Mejia: That’s a tradeoff too, because you’ll have only eight shells. Then you have to reload. Okay, I know I’m going to have a pretty good run with eight shells, but then I have to find a spot to reload and go back out. You’re always making choices to make sure that when you go into battle, your play style is defined. I was showing you the infantry yesterday. If you want to take the StG 44 you’ll get the bayonet. But if you take the StG 44 and you’re the airborne division, you won’t have it.

GamesBeat: In an ideal match, do you see one of every kind of player on a team?

Condrey: I don’t think we’re in a place where it has to be one of each division. What we do know is that you can’t have everybody running one division. It needs to be a mix. Especially in War mode, but even in your standard game modes. That mix of role players is super important to the success of your team.

GamesBeat: Would you go as far as to say certain maps were designed with a particular division in mind?

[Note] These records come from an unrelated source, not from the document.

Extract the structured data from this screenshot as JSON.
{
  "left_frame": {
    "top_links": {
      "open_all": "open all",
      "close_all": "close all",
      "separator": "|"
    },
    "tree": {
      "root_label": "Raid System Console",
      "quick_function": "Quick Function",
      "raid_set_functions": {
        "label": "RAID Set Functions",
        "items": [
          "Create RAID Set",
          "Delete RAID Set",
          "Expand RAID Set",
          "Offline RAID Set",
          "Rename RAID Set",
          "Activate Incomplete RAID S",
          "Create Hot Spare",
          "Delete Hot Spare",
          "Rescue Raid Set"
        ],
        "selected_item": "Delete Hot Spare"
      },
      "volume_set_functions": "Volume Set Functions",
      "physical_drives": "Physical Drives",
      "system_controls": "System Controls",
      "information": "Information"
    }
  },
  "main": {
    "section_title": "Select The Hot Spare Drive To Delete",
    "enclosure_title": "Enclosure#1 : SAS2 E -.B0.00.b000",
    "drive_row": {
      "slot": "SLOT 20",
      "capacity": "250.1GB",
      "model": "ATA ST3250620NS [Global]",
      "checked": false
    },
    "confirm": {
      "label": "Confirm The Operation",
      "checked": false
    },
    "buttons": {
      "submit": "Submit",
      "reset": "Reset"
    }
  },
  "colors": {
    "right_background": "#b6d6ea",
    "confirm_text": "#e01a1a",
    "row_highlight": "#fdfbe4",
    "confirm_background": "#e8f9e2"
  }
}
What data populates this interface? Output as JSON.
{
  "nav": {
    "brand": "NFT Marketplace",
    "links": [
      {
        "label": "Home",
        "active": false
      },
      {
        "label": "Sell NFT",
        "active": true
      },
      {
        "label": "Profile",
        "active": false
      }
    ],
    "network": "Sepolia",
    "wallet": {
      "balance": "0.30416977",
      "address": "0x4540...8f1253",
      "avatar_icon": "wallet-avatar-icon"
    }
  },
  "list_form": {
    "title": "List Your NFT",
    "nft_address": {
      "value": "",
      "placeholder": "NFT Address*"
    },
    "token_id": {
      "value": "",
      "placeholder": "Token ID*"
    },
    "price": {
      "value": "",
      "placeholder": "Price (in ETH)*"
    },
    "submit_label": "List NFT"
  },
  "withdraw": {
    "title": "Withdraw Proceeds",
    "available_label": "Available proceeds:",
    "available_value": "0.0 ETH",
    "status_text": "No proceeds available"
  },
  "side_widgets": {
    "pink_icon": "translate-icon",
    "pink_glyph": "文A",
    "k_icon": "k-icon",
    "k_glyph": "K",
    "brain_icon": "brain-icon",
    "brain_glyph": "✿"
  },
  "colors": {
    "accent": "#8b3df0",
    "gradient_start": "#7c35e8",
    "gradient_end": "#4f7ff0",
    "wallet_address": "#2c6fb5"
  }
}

Condrey: Absolutely. Divisions, for us, reinforce a particular play style. We want to encourage people to explore and have fun in different levels. We know that fans who try more of the game have more fun with the game. Longer sight line maps, more open maps — Aachen has some great engagements that are built around snipers, the mountain division, as does Cannon. Maps like the USS Texas and Gibraltar are all-purpose maps. And then some of our smaller maps — London, Flak — are meant to be fast-paced, shotguns, SMGs.

Mejia: Expeditionary and airborne are really good there.

Condrey: The hope would be that as you’re playing and enjoying leveling up and getting rewards and unlocking new ways to play, you’ll tailor your play style to the map, mode, and objective you’re playing. That’s more meaningful than what we had in Advanced Warfare. Because you had ultimate customization in Advanced Warfare, you really built your soldier once and then stuck with it. If you level up all of your divisions, prestige all your divisions, you can imagine maybe there are some rewards for doing that.